The numerous different terms that are used to define the fourth industrial revolution can sometimes cause a misunderstanding of the concept, which in turn leads to an obstacle to adoption. Companies sometimes find it difficult to visualise the return on investment as many solutions are digital rather than physical in form.
In this movement towards the future, it’s important to realise that not every step towards digitalisation means investing thousands of pounds as it may have done in the past. Truth be told, many companies simply can’t afford to start from scratch with masses of brand new equipment.
Sometimes minute changes, such as adding a few new sensors or a variable speed drive to a piece of legacy equipment, can often not only increase a lifespan but also improve a product’s efficiency altogether.
Most digitalisation equipment can be retrofit onto existing machinery to enhance capabilities. What is necessary is for companies to make an assessment of what they already have and identify methods in which they can bring legacy equipment into the modern era. The business problem or goal must be identified before the technology solution can be assessed.
The digital world means sales are frequently turnkey solutions of both hardware and software, and due to the ability of digital data to provide real time results, companies are able to start achieving improvements much faster than before.
Many GAMBICA members face the challenge of assisting industry with reaching its potential within the Fourth Industrial Revolution. Here’s one example of how a turnkey solution on legacy equipment can significantly improve output…
HORIZON INSTRUMENTS AND MITSUBISHI ELECTRIC CASE STUDY
The problem: Improve operations while reducing manual interventions
When a leading provider of immunoassays and In Vitro Diagnostic (IVD) devices was looking to improve its well plate filling machine, Mitsubishi Electric and Horizon Instruments, an expert in the design and manufacture of instrumentation and automation, provided a highly effective fully automated solution.
The IVD device manufacturer was experiencing a number of issues with its 15-year-old well plate filling machine. The system was particularly slow and couldn’t offer the level of accuracy, flexibility and automation required by the producer. In addition, the technology behind the machine was obsolete, leaving the factory exposed in case of equipment failure.
Well Plate Filling Machine Image Courtesy Horizon Instruments and Mitsubishi Electric
The solution: A fully automated well-plate filling machine using PLC-driven servos
Mitsubishi Electric and Horizon Instruments developed an innovative solution that would address the IVD device manufacturer’s needs and challenges. The machine revolves around a MELSEC-L series PLC which ensures accurate speed and positioning of four MELSERVO-JE servo motors and their associated servo amplifiers, connected via a high-speed SSCNET III/H network.
The system loads empty well plates from an input station on to a walking beam transfer system, which moves towards the filling station. Once there each of the wells is connected with a filling nozzle that receives the necessary volume of liquid from a specific input bottle. Once liquid dispensing is complete, the plates are transported to the output station and stacked.
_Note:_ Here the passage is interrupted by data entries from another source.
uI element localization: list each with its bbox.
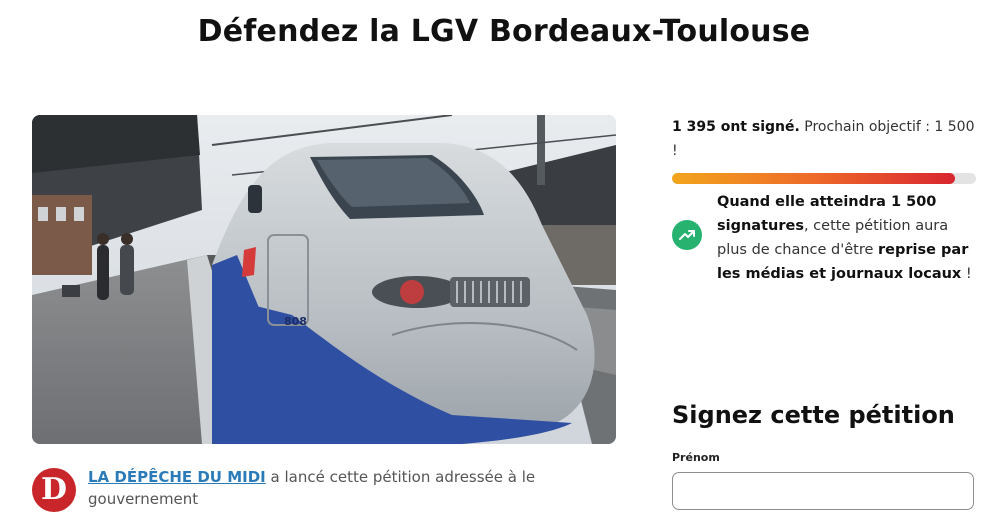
petition-starter: D LA DÉPÊCHE DU MIDI a lancé cette pétit… [32,466,616,516]
train-number: 808 [284,315,307,328]
trending-up-icon [672,220,702,250]
signature-progress-fill [672,173,955,184]
goal-info: Quand elle atteindra 1 500 signatures, c… [672,190,977,290]
signature-count: 1 395 ont signé. Prochain objectif : 1 5… [672,115,977,163]
signature-progress-bar [672,173,976,184]
firstname-input[interactable] [672,472,974,510]
petition-image: 808 [32,115,616,444]
goal-info-text-3: ! [961,266,972,282]
organization-logo: D [32,468,76,512]
goal-info-text: Quand elle atteindra 1 500 signatures, c… [717,190,979,286]
sign-heading: Signez cette pétition [672,401,955,429]
starter-text: LA DÉPÊCHE DU MIDI a lancé cette pétitio… [88,466,558,510]
organization-link[interactable]: LA DÉPÊCHE DU MIDI [88,468,266,486]
page-title: Défendez la LGV Bordeaux-Toulouse [197,14,811,49]
signature-panel: 1 395 ont signé. Prochain objectif : 1 5… [672,115,977,290]
firstname-label: Prénom [672,451,720,464]
signature-count-value: 1 395 ont signé. [672,119,800,135]
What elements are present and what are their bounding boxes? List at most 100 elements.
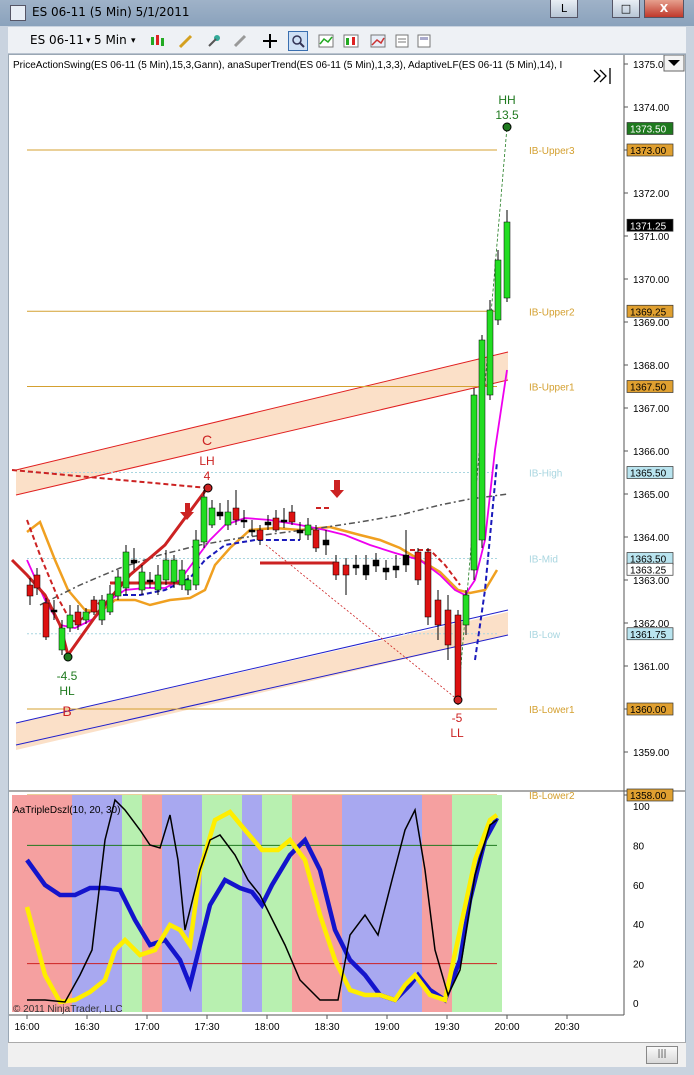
candlestick[interactable]: [82, 611, 90, 621]
candlestick[interactable]: [288, 511, 296, 523]
candlestick[interactable]: [106, 593, 114, 613]
x-tick-label: 19:30: [434, 1022, 459, 1033]
candlestick[interactable]: [332, 561, 340, 576]
candlestick[interactable]: [296, 529, 304, 534]
candlestick[interactable]: [66, 614, 74, 629]
y-tick-label: 1369.00: [633, 318, 670, 329]
candlestick[interactable]: [264, 521, 272, 526]
candlestick[interactable]: [216, 511, 224, 517]
price-marker-label: 1373.00: [630, 146, 667, 157]
crosshair-icon[interactable]: [260, 31, 280, 51]
candlestick[interactable]: [322, 539, 330, 546]
candlestick[interactable]: [74, 611, 82, 626]
candlestick[interactable]: [372, 559, 380, 567]
y-tick-label: 1365.00: [633, 490, 670, 501]
instrument-selector[interactable]: ES 06-11: [30, 33, 84, 47]
chevron-down-icon[interactable]: ▾: [86, 36, 91, 46]
candlestick[interactable]: [352, 564, 360, 569]
candlestick[interactable]: [280, 519, 288, 523]
candlestick[interactable]: [33, 574, 41, 589]
candlestick[interactable]: [362, 564, 370, 576]
chart-app-icon: [10, 5, 26, 21]
chevron-down-icon[interactable]: ▾: [131, 36, 136, 46]
candlestick[interactable]: [444, 609, 452, 646]
candlestick[interactable]: [26, 584, 34, 597]
x-tick-label: 17:30: [194, 1022, 219, 1033]
candlestick[interactable]: [162, 559, 170, 581]
candlestick[interactable]: [98, 599, 106, 621]
swing-value-lh: 4: [204, 469, 211, 483]
pin-icon[interactable]: [204, 31, 224, 51]
candlestick[interactable]: [494, 259, 502, 321]
candlestick[interactable]: [478, 339, 486, 541]
candlestick[interactable]: [454, 614, 462, 701]
chart-properties-icon[interactable]: [368, 31, 388, 51]
y-tick-label: 1359.00: [633, 748, 670, 759]
maximize-button[interactable]: □: [612, 0, 640, 18]
candlestick[interactable]: [138, 571, 146, 591]
candlestick[interactable]: [122, 551, 130, 589]
candlestick[interactable]: [392, 565, 400, 571]
price-marker-label: 1365.50: [630, 469, 667, 480]
horizontal-scrollbar[interactable]: |||: [8, 1042, 686, 1067]
candlestick[interactable]: [414, 551, 422, 581]
candlestick[interactable]: [470, 394, 478, 571]
candlestick[interactable]: [486, 309, 494, 396]
osc-y-tick-label: 40: [633, 920, 645, 931]
candlestick[interactable]: [462, 594, 470, 626]
data-box-icon[interactable]: [392, 31, 412, 51]
scroll-thumb[interactable]: |||: [646, 1046, 678, 1064]
window-linking-icon[interactable]: [414, 31, 434, 51]
candlestick[interactable]: [50, 609, 58, 613]
candlestick[interactable]: [42, 602, 50, 638]
candlestick[interactable]: [256, 529, 264, 541]
x-tick-label: 19:00: [374, 1022, 399, 1033]
candlestick[interactable]: [200, 496, 208, 543]
candlestick-style-icon[interactable]: [148, 31, 168, 51]
eraser-icon[interactable]: [230, 31, 250, 51]
candlestick[interactable]: [130, 559, 138, 564]
minimize-button[interactable]: L: [550, 0, 578, 18]
candlestick[interactable]: [232, 507, 240, 521]
strategies-icon[interactable]: [341, 31, 361, 51]
close-button[interactable]: X: [644, 0, 684, 18]
candlestick[interactable]: [272, 517, 280, 531]
candlestick[interactable]: [224, 511, 232, 526]
swing-point-hh: [502, 122, 512, 132]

A HMI enables operators to select the correct recipes and the liquid volume that should be dispensed into the wells. This provides high flexibility in operations and the ability to monitor the process in real-time
This resulted in a substantial increase in productivity and reduction of waste. Being able to process between 4,000 and 5,000 plates per day, the installation had an immediate impact on production output. The new set-up is seven times more productive than the existing system, even when it was working at full capacity.
In addition, the seamless integration of PLC, servo motors and servo amplifiers ensures a fast filling speed, high accuracy, repeatability and precision, despite the low volumes being processed. As a result, the manufacturer was able to eliminate issues associated with overfilling and project waste generation was to be reduced by over 50%.
To ensure longevity, the set-up was created to be flexible enough to support future implementations such as the addition of robotic arms for loading and unloading the well plates.